When is a turbocharged Fiat 500 not an Abarth? When it’s the new 2013 Fiat 500 Turbo, of course.
Fiat formally revealed the latest addendum to the North American 500 lineup this morning at the Concorso Italiano show in Monterey, California, but the move doesn’t exactly come as a complete surprise. Back in may Chrysler documentation submitted to the EPA hinted at a forthcoming “500T Sport” model.
So, what exactly is a 500 Turbo? Fiat brand leader Tim Kuniskis says it’s the “perfect canvas for customization” that 500 customers have been asking for. If that’s the case, apparently Cinquecentophiles have been asking for a less aggressive (and expensive) 500 Abarth, or a 500 Sport with some very Abarth-like attributes.
Let’s start with that engine: much like the Abarth, the 2013 500 Turbo makes use of a turbocharged 1.4-liter I-4 with Fiat’s Multiair valve actuation technology. The difference between those models lies with output: U.S.-spec Abarths produce 160 hp and 170 lb-ft of torque, while 500 Turbos serve up 135 hp and 150 lb-ft of torque. Interestingly, the 500 Turbo’s calibration nearly mirrors that of 500 Abarths sold in European markets.
To handle that extra dollop of power, the 500 Turbo receives upgraded CV joints and thicker half-shafts, while the five-speed manual transaxle – the only transmission available on the 500 Turbo, it should be noted – receives a few tweaked gear ratios and a new 3.35:1 final drive ratio. 500 Turbos do without the Abarth’s trick electrically-controlled limited-slip diff, but they do gain the Abarth’s enlarged 11.1-inch front brake rotors. Turbos also gain unique front lower control arms, though other suspension components – notably the springs, dampers, and steering – are cribbed from non-turbocharged 500 Sport models.

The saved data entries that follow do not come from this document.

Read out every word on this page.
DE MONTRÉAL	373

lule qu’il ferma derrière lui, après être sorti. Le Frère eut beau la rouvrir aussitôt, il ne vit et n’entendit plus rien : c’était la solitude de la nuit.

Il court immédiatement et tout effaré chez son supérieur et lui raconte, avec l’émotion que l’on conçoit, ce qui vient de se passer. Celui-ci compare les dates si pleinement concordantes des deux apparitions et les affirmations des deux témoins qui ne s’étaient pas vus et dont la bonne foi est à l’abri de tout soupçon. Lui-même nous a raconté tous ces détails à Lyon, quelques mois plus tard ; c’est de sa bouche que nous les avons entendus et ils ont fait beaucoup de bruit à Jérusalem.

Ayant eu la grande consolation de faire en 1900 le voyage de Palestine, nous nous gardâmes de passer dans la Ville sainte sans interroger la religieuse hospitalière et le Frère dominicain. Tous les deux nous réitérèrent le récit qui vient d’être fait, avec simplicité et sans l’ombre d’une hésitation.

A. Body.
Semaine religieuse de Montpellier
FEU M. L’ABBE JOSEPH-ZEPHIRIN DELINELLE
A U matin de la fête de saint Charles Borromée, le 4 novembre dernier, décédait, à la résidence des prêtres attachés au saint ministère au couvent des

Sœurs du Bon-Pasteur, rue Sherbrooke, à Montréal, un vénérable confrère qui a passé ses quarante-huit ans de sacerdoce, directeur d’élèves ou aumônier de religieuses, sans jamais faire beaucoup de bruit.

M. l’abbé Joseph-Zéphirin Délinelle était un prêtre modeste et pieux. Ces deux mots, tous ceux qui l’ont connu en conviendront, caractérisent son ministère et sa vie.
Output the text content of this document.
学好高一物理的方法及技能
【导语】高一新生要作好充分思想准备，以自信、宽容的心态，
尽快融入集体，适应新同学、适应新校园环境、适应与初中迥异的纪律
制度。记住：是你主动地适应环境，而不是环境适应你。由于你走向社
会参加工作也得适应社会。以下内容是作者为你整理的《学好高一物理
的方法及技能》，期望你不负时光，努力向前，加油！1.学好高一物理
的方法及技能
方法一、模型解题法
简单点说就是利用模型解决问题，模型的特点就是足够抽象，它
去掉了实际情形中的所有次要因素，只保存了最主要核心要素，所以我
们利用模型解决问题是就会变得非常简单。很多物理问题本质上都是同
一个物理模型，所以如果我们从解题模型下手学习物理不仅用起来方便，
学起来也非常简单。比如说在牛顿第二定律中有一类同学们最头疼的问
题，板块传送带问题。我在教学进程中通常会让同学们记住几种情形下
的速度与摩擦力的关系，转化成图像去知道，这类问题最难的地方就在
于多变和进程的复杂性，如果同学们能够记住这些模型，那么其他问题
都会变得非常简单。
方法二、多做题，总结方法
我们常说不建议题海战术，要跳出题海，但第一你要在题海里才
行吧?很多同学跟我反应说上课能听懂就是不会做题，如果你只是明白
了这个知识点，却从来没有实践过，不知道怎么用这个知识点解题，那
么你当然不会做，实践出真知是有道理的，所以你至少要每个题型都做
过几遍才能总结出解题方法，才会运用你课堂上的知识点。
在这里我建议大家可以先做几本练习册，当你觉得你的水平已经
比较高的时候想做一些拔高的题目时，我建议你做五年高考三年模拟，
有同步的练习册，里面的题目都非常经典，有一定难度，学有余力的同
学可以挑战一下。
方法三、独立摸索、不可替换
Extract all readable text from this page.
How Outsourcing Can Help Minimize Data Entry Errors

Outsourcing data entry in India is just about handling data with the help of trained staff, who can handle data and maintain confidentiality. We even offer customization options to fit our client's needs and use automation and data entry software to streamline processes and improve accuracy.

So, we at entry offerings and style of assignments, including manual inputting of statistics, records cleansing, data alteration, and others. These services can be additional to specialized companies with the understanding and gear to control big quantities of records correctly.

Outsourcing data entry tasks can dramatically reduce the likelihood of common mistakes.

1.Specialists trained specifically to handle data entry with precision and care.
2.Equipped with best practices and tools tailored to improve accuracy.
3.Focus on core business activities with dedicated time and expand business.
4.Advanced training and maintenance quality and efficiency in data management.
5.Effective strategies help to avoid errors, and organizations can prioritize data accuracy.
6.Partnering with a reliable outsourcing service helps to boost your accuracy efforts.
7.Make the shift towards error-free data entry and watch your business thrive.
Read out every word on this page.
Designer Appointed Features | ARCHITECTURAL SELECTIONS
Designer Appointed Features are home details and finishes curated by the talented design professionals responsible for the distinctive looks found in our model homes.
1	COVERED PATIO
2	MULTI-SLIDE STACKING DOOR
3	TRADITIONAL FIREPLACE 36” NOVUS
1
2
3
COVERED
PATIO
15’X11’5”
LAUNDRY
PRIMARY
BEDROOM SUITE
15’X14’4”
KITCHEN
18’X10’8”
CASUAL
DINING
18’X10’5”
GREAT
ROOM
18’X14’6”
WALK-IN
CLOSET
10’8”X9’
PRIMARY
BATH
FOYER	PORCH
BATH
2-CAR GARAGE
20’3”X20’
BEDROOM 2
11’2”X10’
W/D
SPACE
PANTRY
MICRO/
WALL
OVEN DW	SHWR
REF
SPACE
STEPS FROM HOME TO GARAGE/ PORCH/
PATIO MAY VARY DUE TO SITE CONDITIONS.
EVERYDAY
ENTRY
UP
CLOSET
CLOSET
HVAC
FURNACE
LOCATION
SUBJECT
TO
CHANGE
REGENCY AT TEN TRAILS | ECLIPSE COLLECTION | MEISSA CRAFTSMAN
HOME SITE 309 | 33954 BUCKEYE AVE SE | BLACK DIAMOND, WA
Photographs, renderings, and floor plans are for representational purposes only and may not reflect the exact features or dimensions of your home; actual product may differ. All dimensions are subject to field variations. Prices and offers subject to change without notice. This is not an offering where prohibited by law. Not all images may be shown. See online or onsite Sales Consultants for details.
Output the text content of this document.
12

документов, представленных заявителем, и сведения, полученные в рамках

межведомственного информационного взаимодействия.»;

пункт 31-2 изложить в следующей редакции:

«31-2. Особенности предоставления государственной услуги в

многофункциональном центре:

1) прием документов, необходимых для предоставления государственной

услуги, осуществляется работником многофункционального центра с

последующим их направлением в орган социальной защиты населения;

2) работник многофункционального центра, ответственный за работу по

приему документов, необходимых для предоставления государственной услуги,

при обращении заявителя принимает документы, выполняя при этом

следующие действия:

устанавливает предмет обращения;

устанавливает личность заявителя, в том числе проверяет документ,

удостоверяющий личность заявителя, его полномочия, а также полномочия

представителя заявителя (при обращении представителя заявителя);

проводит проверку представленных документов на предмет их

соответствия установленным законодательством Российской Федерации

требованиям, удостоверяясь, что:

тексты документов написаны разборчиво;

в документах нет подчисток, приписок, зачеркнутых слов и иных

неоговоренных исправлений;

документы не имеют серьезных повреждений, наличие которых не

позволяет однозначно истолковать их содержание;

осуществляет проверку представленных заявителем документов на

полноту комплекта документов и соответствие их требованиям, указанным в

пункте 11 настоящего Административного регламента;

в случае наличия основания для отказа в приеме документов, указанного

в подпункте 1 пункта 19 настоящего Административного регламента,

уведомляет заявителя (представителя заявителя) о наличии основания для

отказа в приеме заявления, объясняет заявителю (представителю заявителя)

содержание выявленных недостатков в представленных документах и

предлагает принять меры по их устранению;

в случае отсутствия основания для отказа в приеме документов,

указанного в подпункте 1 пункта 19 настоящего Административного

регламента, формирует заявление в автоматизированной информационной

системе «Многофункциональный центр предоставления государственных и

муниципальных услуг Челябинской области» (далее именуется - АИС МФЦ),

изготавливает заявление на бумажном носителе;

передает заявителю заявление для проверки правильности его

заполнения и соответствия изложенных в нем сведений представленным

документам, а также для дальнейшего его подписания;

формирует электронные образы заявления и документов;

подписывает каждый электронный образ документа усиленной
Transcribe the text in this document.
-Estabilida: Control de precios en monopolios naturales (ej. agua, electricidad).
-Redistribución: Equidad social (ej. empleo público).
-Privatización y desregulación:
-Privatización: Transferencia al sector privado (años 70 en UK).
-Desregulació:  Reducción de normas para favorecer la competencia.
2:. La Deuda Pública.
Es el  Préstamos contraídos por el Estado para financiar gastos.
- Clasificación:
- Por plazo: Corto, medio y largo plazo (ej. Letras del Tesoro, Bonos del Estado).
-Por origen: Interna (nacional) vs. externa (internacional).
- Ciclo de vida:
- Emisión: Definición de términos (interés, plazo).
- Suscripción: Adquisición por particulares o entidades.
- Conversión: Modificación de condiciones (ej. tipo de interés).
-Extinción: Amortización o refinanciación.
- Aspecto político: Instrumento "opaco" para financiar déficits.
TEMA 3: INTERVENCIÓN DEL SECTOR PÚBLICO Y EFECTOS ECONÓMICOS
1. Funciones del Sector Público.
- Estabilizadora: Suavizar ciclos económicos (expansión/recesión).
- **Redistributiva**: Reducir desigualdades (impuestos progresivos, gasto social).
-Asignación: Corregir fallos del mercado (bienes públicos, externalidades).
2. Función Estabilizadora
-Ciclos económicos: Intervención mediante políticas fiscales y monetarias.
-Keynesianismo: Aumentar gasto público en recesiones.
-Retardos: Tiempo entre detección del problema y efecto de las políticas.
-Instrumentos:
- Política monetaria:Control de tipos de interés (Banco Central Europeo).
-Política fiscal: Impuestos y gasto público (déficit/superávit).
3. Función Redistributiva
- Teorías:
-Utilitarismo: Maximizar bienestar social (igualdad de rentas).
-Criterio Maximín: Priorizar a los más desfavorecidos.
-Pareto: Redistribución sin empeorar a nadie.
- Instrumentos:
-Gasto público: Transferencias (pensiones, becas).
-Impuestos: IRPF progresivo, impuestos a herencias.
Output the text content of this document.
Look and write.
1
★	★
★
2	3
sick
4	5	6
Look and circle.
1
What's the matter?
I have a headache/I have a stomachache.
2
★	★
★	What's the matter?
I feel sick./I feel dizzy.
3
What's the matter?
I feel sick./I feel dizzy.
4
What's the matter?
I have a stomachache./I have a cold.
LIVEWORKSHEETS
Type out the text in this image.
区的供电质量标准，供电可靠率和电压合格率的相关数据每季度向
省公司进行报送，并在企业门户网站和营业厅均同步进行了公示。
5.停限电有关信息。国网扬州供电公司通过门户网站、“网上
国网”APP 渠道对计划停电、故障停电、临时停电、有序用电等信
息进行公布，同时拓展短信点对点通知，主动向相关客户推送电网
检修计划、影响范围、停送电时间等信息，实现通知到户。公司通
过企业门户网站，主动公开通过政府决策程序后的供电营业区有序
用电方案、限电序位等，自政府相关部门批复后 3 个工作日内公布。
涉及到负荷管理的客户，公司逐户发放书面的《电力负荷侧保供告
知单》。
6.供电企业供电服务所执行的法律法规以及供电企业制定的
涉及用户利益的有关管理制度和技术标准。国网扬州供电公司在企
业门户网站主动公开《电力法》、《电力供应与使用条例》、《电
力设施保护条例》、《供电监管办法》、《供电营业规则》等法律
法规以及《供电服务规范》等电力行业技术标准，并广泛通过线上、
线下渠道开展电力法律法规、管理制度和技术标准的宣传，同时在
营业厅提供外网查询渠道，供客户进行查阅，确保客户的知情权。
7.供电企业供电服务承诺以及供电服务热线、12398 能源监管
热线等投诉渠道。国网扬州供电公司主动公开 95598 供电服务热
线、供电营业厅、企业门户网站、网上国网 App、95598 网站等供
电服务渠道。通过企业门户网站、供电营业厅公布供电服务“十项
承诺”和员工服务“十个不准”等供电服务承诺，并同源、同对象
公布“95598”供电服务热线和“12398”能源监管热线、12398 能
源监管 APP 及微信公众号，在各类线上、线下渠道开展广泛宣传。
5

Cosmetically, the 500 Turbo continues to play the 500 Sport/Abarth mash-up game. Turbos roll on the 500 Sport’s stock 16-inch aluminum wheels, but use the Abarth’s front fascia, side sills, rear spoiler, and rear diffuser. Black-finish headlamp and taillamp assemblies – much like those used on the Mopar-fettled 500 Stinger – are also thrown into the mix, along with a “sport-tuned exhaust.” We can only hope it sounds as menacing as that on the 500 Abarth.
Buyers can order their 2013 500 Turbo in one of seven exterior colors (white, silver, gray, black, red, copper, and blue-green); cloth seating is available only in a grey/black combination, but optional leather seats are offered in both a red/black and an all-black scheme.
Predictably, pricing for the 2013 500 Turbo splits the difference between the $18,200 Fiat 500 Sport and the $22,700 Fiat 500 Abarth. Chrysler says the Turbo carries a base price of $20,200, including $700 in destination fees. Expect the 500 Turbo to arrive in Fiat showrooms – er, studios – this fall.